Use tape to solve the pain points of lithium-ion batteries: reduce the appearance of dendrites and extend battery life

The research team at Rice University used tape as the starting point and combined with some advanced laser technology to develop a promising new electrode material. This material can overcome the long-standing problems of current lithium-ion batteries and is expected to greatly improve battery performance. Lithium metal battery refers to a battery in which graphite, which is traditionally used as an anode (one of the two electrodes), is replaced with pure metal lithium. Because this material has a very high energy density, metal lithium can greatly accelerate the charging speed of the battery, and the capacity can reach 10 times. However, lithium-ion batteries also have some shortcomings, one of which is more troublesome is 'dendrites'. During the charging process, these dendritic protrusions will form on the surface of the anode and may cause the battery to short circuit, fail or catch fire. Therefore, a lot of battery research is focused on stifling them. The scientific research team from Rice University has made new breakthroughs in this field, starting with a piece of tape. The team attached tape to the copper current collector that forms part of the lithium anode and processed it with a laser to heat it to an extreme temperature of 2300 Kelvin (3680°F or 2026°C), giving it some very useful New features. This process turns the tape into a porous coating, mainly composed of silicon, oxygen, and a small amount of the magical material graphene. Preliminary experiments on the film show that it can be used as a protective layer for current collector components, which can absorb and release metallic lithium without allowing harmful dendrites to grow.

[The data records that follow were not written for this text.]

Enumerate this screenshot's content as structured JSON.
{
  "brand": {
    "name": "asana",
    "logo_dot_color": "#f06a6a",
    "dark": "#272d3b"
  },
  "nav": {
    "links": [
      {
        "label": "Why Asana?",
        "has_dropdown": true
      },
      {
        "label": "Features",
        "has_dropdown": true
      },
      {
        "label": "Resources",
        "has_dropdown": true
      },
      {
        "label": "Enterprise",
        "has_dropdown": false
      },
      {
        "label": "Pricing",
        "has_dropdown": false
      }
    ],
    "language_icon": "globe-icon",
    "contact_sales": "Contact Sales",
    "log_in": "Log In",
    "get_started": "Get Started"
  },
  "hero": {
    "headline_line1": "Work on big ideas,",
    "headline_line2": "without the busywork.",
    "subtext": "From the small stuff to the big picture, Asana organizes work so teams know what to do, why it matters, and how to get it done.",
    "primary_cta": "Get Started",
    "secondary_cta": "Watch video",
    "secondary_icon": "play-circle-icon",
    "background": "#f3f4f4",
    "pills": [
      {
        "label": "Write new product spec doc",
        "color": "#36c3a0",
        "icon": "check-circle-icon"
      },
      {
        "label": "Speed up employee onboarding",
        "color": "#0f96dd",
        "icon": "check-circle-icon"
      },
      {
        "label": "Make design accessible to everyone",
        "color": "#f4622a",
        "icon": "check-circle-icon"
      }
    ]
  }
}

In its laser-induced silicon oxide protective coating, the Rice University team may have found a way to take advantage of these positive factors without adding excess lithium burden. Its experiments show that the battery equipped with its new coating exhibits three times the life of other 'zero excess' metal lithium-ion batteries, retaining 70% of its capacity during 60 charge and discharge cycles. The team said that the technology is fast and safe, does not involve solvents, and can be performed at room temperature. Therefore, it is high hopes that it has the potential to expand.